I believe I would investigate and try to gain some knowledge before making such negative statements about the hospitals. Both CHS and Novant have price lines that patient's can call and get information on the cost of a procedure before having it done. I can't understand all the negativity toward the large hospital systems in Charlotte that employ so many and give back to the community. I am glad we have such great organizations in Charlotte. A new NC law now requires more price transparency. Let's be positive!

Anonymous said...

if you have insurance the amounts reduced by heath care billing is around 35-50% of the total gross bills or whatever the contract between your insurance and the health care provider is.

if your bill is a million then your insurance company will pay 650,000 to 500,000 and you end up paying your deductible and co pay or co insurance of the rest.

you can negotiate with the billing dept in some cases on your share. good luck with that.

if you dont pay your monthly bill your wages will be garnished or they take your tax refunds in court and a collection agency will be calling daily for any remainder.

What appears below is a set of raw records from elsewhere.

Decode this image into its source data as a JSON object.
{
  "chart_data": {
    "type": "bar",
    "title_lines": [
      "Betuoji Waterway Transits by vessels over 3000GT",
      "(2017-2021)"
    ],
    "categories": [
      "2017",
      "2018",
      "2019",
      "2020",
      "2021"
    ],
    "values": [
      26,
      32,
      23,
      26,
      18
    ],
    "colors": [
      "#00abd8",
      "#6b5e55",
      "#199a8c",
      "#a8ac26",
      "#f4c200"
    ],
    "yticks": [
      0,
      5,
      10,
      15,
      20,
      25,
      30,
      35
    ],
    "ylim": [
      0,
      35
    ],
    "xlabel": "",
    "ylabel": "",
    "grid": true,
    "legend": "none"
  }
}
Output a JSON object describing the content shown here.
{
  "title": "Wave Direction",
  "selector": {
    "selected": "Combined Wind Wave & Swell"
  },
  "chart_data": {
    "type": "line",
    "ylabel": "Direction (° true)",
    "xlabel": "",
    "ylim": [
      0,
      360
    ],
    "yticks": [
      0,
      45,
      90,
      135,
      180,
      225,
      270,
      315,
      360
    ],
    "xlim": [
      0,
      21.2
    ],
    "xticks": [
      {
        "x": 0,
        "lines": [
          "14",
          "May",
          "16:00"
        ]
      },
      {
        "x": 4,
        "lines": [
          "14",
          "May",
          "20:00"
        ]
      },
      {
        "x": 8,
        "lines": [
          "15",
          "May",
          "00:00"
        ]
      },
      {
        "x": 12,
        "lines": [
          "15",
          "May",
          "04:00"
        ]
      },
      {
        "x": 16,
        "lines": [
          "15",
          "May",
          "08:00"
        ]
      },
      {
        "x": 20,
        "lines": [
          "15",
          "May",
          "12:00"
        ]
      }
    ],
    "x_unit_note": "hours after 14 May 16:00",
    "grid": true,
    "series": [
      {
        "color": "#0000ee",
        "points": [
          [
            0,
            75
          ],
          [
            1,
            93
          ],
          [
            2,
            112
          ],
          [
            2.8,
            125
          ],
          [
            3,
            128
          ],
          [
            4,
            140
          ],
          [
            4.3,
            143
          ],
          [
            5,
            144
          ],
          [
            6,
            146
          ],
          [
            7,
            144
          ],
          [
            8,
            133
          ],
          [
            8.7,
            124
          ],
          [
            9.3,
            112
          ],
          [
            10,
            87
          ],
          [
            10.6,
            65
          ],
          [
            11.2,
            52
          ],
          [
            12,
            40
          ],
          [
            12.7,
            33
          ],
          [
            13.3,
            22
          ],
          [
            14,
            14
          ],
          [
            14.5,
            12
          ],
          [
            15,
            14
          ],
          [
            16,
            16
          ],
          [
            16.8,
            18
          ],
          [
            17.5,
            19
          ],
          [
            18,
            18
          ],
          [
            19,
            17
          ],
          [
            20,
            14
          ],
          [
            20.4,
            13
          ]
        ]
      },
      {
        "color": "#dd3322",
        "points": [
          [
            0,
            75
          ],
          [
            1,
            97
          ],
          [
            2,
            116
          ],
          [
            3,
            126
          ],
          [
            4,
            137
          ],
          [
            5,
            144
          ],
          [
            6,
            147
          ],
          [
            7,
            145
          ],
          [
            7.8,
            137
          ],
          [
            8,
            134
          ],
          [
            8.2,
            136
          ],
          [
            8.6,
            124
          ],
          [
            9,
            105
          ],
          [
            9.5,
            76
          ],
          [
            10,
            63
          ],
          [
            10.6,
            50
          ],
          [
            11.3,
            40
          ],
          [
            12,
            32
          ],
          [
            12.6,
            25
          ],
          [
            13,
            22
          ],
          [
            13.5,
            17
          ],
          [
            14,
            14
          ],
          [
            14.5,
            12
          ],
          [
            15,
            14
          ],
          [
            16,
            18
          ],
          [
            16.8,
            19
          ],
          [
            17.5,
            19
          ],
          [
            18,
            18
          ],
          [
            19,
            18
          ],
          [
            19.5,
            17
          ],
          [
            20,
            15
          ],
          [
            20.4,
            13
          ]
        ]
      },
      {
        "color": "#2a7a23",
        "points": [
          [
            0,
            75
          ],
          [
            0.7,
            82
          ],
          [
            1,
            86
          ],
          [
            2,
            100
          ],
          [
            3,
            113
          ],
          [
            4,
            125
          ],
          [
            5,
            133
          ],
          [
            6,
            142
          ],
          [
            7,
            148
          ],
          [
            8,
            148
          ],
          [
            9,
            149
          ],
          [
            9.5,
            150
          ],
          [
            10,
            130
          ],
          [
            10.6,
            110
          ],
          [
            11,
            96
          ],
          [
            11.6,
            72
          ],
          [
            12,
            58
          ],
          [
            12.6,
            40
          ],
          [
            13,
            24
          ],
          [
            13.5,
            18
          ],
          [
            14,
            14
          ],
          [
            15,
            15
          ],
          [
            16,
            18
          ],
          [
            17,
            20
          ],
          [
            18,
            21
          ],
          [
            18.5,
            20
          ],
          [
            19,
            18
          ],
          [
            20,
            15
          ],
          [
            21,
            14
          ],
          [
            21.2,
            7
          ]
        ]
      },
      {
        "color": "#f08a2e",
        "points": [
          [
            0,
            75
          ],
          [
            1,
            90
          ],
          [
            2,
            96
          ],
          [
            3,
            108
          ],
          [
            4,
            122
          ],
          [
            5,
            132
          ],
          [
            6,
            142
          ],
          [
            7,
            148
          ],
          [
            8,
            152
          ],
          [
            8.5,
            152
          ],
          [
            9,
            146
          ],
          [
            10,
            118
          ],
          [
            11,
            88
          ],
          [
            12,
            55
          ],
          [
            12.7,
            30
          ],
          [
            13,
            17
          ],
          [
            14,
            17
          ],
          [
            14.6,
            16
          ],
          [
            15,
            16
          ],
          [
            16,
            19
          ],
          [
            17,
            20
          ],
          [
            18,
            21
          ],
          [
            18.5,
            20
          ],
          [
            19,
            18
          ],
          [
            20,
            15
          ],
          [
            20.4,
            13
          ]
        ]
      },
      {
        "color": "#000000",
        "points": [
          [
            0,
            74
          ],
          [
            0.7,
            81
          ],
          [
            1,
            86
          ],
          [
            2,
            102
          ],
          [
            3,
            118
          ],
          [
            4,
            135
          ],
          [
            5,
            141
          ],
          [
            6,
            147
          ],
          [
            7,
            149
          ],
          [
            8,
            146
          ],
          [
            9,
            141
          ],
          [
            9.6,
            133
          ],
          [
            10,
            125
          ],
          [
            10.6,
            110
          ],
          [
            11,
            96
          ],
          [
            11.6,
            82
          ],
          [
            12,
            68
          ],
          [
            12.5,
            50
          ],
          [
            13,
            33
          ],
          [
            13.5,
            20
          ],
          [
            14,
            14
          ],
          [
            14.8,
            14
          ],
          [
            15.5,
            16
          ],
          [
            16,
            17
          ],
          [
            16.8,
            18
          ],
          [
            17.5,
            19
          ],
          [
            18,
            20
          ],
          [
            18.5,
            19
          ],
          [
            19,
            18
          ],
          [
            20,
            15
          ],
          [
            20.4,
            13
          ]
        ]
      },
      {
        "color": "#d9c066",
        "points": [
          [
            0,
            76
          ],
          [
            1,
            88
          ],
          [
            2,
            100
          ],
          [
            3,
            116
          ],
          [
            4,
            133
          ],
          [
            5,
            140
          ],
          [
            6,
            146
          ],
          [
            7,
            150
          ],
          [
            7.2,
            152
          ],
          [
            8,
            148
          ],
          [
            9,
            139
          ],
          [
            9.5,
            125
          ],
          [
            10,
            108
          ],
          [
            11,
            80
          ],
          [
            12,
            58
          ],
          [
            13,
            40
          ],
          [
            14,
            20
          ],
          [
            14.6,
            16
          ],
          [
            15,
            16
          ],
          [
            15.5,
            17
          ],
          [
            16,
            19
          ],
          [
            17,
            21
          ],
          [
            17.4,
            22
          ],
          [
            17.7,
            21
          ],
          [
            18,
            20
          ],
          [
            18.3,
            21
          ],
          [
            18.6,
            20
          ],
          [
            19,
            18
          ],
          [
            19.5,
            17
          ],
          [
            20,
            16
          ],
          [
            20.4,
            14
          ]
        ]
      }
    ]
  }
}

of course if are poor or an illegal you dont have to worry about a thing as it is all taken care of for you and you pay nothing via the govt.

also if you go to the ER initially at say CMC it will always be full of about 90% illegals 24/7 who bring all their kids in and take up all the space and chairs.
your wait could be 12 hrs or longer and you could even die in the ER.

if you die in the ER then you are in luck and dont have to worry about a thing.

it america these days it is an advantage to be poor so you may want to consider this before you study make good grades and go to college to get out and find a high paying position making a couple hundred thousand a yr such as write for a big newspaper but end up with 500,000 in out of pocket expenses that would kill you anyway.

and make no mistake that med costs are rising up up up with no relief and up about 2500% i the past 25 yrs.

you may want to consider getting into the medical profession where you get equal benefits as the poor or illegal alien who you will be treating 90% of the time.

this is your only hope plus if you get sick you can slip in and get treatment before you die in the ER.

also if you work for say CMC you get everything paid for usually with no out of pocket costs like the poor and illegals ...

Kristine said...

Dear Anonymous - would you be so bold in your statements is you weren't hiding behind the proverbial curtain of "anonymous" while bashing insurance companies and hospitals by name??